Lazarus and the Rich Man

Public Domain

Tom Hoopes - pubblicato il 27/09/19

Dovremmo sprecare tante energie per prepararci a qualcosa che svanirà in un attimo o pensare a lungo termine?

La maggior parte della nostra vita non verrà trascorsa in questa che stiamo vivendo ma nell’aldilà, quindi il modo in cui progettiamo di vivere lì merita molta più attenzione di come progettiamo di vivere qui.

È questo il messaggio delle letture di questa domenica, 26ma del Tempo Ordinario, Anno C.

La storia dell’uomo ricco e di Lazzaro riguarda il pericolo della ricchezza, ma anche molto di più.

Gesù racconta la storia di un uomo ricco che ignorava un uomo povero di nome Lazzaro che stava fuori alla sua porta. Quando muoiono entrambi, le posizioni si invertono. È Lazzaro ad essere felice, mentre l’uomo ricco è tra i tormenti.

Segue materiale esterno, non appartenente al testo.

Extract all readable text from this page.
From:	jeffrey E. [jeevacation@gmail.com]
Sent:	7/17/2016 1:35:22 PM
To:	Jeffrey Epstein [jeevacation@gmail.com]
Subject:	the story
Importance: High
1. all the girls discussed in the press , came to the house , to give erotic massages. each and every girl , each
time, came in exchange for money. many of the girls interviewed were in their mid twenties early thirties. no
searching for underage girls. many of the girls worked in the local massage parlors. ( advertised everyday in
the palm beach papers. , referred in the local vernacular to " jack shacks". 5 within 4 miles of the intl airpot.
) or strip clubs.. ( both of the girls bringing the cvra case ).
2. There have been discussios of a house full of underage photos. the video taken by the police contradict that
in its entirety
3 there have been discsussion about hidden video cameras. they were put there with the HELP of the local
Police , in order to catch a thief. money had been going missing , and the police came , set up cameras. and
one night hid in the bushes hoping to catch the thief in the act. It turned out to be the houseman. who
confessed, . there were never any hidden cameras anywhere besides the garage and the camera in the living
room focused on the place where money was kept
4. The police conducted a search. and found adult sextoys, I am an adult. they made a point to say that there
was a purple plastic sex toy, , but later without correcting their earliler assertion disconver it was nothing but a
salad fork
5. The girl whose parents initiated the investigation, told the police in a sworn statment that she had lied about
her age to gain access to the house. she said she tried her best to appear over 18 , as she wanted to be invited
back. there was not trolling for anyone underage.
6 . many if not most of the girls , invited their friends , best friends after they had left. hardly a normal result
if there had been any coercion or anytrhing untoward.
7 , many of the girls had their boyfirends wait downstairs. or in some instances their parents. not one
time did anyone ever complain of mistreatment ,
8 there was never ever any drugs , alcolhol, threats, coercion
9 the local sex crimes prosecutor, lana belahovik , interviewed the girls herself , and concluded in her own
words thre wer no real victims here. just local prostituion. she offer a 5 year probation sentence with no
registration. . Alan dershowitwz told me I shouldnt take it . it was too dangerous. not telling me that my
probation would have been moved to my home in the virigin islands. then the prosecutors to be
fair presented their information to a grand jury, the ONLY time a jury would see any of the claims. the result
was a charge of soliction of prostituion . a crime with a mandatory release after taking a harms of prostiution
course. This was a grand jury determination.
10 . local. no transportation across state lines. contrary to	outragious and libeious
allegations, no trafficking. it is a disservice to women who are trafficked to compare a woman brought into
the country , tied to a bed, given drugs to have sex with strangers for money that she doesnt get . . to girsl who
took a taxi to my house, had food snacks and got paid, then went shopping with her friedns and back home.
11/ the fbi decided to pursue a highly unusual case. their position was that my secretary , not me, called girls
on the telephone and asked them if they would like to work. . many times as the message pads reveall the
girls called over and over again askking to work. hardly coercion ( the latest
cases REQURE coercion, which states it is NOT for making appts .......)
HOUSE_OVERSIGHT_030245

Come ha affermato Sant’Ambrogio parlando di questo passo, però, “non tutta la povertà è santa, e non tutta la ricchezza è criminale”. È l’amore del denaro ad essere la radice di ogni male, e nella storia lo è lo stile di vita lussuoso dell’uomo ricco, che “indossava vestiti di porpora e di lino finissimo, e ogni giorno si dava a lauti banchetti”. È l’umiltà di Lazzaro a salvarlo.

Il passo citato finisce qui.